Kate shook her head, and at the sight of their bright looks she felt her spirits return to her.
‘No, it is sweetstuff.’
‘Brandy balls?’
‘No.’
‘Toffee.’
‘Yes; Annie has guessed right,’ said Kate, as she divided the toffee equally between the two.
‘And do I get nothing for guessing right?’ said Annie doubtfully.
‘Oh, for shame, Annie! I didn’t think you were greedy!’
‘I think I ought to have the most,’ replied Lizzie in self-defence. ‘Had it not been for me Miss Hender would never have got through her skirt. I helped you famously, didn’t I, Miss Hender?’
Th
e assistant nodded an impatient assent and gazed at her mistress curiously. But while the children were present, she could only watch her employer’s face, and strive to read it.
And unconscious of the scrutiny, Kate sat idly talking of the skirt that was finished. The clicking of the needles sounded as music in her ears, and she abandoned herself to all sorts of soft and floating reveries. Not for years had she known what it was to take her fill of rest; and her thoughts swayed, now on one side and then on the other, as voluptuously as flowers, and hid themselves in the luxurious current of idleness which lapped loosely around her.

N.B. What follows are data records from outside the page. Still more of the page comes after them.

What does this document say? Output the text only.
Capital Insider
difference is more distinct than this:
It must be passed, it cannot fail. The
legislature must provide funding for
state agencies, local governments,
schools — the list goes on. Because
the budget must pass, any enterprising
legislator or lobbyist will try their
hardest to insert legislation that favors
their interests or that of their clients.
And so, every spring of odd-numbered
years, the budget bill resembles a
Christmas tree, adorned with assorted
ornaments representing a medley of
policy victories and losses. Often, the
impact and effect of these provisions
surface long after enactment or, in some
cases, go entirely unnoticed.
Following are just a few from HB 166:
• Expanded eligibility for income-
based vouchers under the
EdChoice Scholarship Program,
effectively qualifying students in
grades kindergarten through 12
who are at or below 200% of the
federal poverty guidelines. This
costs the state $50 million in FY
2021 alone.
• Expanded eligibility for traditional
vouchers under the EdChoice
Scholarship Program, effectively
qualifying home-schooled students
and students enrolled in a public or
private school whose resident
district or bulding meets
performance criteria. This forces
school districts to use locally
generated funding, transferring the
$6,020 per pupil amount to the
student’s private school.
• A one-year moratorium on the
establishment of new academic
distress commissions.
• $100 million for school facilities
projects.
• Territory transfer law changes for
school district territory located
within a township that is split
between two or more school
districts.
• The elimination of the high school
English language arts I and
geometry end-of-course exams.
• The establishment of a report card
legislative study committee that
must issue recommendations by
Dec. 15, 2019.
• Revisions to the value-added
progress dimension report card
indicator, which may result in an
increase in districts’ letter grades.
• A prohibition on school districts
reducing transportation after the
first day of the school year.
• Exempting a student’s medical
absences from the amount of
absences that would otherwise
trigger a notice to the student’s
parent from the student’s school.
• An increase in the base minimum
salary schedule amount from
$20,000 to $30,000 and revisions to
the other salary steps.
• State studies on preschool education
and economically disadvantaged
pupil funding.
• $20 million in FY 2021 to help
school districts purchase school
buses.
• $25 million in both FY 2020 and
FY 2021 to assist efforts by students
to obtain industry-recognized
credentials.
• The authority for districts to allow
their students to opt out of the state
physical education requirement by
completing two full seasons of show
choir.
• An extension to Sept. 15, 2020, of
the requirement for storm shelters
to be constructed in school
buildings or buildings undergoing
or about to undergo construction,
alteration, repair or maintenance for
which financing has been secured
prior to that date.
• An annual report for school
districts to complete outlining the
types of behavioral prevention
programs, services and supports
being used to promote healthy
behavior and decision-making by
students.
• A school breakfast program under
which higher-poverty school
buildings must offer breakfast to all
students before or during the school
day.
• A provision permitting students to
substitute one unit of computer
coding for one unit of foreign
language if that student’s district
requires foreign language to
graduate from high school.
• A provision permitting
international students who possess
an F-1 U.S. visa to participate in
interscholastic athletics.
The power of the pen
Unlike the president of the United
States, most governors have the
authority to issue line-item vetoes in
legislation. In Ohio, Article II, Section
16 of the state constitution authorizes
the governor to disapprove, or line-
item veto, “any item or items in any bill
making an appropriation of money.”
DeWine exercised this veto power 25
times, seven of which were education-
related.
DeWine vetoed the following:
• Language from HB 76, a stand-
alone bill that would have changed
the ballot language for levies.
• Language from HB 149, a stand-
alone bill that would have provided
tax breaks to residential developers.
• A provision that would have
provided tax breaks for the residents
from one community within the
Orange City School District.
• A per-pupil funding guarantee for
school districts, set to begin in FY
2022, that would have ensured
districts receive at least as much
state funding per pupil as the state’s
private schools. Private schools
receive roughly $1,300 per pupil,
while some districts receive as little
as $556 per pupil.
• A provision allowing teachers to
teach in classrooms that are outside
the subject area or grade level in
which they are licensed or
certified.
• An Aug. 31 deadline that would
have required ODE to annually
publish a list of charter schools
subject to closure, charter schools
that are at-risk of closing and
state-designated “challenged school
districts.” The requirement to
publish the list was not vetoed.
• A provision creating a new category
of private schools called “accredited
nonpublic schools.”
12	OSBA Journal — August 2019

The afternoon passed delightfully, full of ease and pleasant quiet, Hender telling them how Les Cloches had gone the night before: of Miss Leslie’s spirited singing, of the cider song, of Joe Mortimer’s splendid miser scene, of Bret’s success in the barcarole. So eagerly did she speak of them that one would have thought she herself had received the applause she described. Kate listened dreamily, and the little girls sucked toffee, staring the while with interested eyes.
VI
BUT KATE COULD not manage to see Mr. Lennox that evening or the next. He came in very late, and was away before she was down. She tormented herself trying to find reasons for his absence, and it pained her to think that it might be because the breakfasts were not to his taste. It seemed strange to her, too, that when a man cared to walk about the potteries with a woman, and talked as nicely as he had done to her, that he should not take the trouble to come and see her, if only to say good-morning; and in a thousand different ways did these thoughts turn and twist in Kate’s brain, as she sat sewing opposite Hender in the workroom. This young woman had made up her mind that there was something between the stage-manager and her employer, and it irritated her when Kate said she had not seen him for the last two days. Kate was not very successful either in extracting theatrical news from Hender. ‘If she’s going to be close with me, I’ll show her that two can play at that game,’ and she answered that she had not noticed any limp. But Mrs. Ede told Kate he limped so badly that she felt sure he must have met with an accident. Which was she to believe? Mother, of course; but feeling that only direct news of him would satisfy her, she waited next morning in the kitchen. But the trick was not successful; she was serving in the shop, and heard him leave by the side door. Whether he had done this on purpose to avoid her, or whether it was the result of chance, Kate passed the morning in considering. She had hitherto succeeded in completely ignoring their ridiculous fall amid the teacups, but the memory of it now surged up in her mind; and certain coarse details that she had forgotten continued to recur to her with a singular persistency; deaf to Hender’s conversation, she sat sullenly sewing, hating even to go down to the shop to attend when Mrs. Ede called from below that there was a customer waiting.